In the present circumstances, the vice-presidential tiebreaker is not a minor fact. But there is a reality: the alliance of the deep America; the white supremacism; the anti-elitism of the republican base; the influence of the reformist churches; the denialism climate; the populism version S. Bannon; the fake news and the rise of conspiracy; they constitute a challenge that will require talent and ingenuity. The opposition space is culturally heir to secessionism.

Finally Europe. The sum of the pandemic, Trumpism and the Chinese threat modified the European DNA. Germany and Northern Europe agreed to share debts, approved an unprecedented reactivation program and the concept of “strategic autonomy” was installed. This objective involves being less dependent on the US, containing China and sanctioning Russian expansionism. The relationship with Biden promises to be improved, Atlanticism regained strength, but there is an unavoidable fact associated with Germany.
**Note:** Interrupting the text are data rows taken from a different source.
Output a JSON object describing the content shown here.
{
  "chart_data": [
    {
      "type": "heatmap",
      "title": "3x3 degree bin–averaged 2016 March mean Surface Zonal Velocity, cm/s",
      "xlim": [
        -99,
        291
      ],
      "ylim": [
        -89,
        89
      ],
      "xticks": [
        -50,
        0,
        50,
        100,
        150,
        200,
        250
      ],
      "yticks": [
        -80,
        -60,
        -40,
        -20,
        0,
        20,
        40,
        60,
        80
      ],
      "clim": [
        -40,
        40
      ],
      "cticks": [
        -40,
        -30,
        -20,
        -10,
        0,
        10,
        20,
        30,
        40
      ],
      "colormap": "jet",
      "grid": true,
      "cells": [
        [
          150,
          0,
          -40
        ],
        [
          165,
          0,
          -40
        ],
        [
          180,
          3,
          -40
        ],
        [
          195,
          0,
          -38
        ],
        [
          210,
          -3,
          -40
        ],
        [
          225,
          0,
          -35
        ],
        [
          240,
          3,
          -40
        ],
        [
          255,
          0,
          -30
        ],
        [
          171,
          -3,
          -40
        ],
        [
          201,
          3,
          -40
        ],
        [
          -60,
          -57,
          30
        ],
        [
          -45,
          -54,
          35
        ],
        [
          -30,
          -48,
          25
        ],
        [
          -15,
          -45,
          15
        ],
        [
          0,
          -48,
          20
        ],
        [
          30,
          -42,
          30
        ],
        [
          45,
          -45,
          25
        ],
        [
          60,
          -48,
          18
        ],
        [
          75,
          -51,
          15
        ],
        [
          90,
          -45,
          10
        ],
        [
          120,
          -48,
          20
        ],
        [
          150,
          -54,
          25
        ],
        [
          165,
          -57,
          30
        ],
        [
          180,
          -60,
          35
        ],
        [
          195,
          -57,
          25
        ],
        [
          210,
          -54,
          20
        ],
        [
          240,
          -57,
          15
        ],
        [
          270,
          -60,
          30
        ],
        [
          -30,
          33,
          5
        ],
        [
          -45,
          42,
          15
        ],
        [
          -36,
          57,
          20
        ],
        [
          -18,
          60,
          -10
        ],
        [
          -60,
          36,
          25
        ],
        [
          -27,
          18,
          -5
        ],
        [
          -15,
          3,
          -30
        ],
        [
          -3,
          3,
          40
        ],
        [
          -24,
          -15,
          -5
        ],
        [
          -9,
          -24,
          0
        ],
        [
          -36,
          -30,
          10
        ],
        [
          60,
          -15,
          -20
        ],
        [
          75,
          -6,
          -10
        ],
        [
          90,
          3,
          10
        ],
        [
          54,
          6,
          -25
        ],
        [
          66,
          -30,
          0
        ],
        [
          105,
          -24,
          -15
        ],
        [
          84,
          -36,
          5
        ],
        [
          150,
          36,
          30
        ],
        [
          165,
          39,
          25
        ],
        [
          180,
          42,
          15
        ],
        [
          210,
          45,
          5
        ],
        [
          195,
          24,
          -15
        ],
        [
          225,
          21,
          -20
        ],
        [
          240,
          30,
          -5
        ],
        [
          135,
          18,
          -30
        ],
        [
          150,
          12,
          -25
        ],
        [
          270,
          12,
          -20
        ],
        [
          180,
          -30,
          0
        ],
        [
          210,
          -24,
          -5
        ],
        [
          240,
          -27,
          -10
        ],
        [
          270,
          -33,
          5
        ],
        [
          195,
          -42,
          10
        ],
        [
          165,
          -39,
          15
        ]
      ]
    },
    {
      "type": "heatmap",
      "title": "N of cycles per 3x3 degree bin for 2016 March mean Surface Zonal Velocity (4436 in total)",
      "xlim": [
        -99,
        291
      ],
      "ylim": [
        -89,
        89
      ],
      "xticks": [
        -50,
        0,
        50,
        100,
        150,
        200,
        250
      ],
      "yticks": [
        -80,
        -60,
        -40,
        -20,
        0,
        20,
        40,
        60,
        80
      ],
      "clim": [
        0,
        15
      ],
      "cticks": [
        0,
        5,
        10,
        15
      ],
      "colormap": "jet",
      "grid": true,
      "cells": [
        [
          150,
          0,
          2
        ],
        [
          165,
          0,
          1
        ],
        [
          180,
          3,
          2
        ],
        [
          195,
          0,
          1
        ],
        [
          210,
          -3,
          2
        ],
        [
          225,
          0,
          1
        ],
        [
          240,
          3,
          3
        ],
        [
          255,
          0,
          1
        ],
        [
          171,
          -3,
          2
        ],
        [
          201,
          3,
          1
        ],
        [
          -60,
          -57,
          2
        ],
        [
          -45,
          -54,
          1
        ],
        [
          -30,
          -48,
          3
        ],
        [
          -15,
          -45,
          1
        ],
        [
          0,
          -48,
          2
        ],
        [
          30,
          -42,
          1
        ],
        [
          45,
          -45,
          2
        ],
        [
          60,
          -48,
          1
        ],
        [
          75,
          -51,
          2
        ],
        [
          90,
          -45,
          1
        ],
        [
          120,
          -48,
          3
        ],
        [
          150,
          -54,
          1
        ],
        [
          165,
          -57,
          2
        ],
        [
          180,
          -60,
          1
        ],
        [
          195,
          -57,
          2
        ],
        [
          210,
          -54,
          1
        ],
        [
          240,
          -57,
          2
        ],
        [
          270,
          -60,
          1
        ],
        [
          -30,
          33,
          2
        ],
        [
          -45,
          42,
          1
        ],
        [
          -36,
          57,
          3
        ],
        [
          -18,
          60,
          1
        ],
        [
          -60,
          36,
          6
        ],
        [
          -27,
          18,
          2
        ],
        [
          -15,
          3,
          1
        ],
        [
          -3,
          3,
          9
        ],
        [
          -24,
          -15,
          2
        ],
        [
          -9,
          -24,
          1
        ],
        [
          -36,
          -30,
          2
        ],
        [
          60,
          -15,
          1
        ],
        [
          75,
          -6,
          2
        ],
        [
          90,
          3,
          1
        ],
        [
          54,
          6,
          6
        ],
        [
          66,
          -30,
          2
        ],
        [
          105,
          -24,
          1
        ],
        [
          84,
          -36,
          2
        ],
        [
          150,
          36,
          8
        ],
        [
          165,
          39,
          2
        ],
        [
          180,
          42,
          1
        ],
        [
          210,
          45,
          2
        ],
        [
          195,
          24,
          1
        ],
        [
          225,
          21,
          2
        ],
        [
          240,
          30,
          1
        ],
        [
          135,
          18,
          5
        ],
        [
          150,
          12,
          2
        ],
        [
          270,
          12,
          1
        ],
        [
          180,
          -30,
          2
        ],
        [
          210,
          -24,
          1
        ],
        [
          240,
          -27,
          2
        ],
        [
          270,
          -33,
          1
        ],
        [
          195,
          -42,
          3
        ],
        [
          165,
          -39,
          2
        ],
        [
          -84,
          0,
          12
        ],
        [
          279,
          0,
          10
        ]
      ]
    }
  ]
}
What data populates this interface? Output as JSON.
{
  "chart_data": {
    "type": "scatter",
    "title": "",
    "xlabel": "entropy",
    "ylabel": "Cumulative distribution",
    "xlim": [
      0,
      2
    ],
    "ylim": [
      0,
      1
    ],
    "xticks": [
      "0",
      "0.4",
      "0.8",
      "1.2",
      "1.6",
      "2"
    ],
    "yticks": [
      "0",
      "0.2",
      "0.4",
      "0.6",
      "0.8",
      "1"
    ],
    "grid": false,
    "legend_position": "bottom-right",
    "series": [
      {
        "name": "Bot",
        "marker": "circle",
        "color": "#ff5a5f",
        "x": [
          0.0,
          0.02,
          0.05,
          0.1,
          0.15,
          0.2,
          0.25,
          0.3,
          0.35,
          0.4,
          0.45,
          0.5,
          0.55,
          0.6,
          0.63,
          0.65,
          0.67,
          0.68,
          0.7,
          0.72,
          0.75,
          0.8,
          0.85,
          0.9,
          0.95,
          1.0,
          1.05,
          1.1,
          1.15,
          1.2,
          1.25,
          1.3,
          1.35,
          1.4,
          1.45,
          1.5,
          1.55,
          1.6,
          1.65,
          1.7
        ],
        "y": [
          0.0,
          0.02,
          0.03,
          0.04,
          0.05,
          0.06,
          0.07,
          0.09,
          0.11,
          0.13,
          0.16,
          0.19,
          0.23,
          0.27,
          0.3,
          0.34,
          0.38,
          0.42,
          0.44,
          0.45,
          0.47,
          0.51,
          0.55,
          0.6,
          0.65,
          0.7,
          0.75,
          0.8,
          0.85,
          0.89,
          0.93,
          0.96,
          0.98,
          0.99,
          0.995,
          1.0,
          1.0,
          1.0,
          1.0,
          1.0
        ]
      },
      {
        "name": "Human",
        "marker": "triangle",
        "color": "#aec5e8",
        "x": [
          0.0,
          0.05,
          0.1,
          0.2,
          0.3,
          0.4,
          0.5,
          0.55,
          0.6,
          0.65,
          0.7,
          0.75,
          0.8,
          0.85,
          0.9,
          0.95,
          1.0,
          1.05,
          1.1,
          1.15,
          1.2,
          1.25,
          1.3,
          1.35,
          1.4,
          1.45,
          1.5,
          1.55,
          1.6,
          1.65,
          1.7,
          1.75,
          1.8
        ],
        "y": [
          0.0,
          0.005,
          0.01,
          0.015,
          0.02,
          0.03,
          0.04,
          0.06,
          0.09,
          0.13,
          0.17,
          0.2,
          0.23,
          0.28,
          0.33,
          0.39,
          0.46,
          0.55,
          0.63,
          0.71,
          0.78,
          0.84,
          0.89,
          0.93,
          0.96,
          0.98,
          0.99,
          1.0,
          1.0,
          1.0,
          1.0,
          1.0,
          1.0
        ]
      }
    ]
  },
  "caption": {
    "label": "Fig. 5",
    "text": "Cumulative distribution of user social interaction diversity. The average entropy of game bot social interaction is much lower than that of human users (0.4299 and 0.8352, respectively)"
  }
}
The German economy is overly dependent on the Chinese market, particularly the automotive industry, and in energy matters the dependence on Russian gas is notable. Under these conditions, for Berlin to apply strategic autonomy as a guiding principle is almost impossible.

Punishing Putin for persecuting opponents, demanding neutrality and non-interference, is incompatible with the Nord Stream 2 gas pipeline, which is in its final stage. Can Germany embrace strategic autonomy depending on that input? His partners have been demanding it and Washington is applying sanctions to the companies that participate in the work. In the same way, the Investment Agreement (CAI) that has just been signed between the Union and China is not explained without the pressure of the German business community.

It is decidedly easier for Europe to trade diplomacy than to assume itself as a geopolitical giant.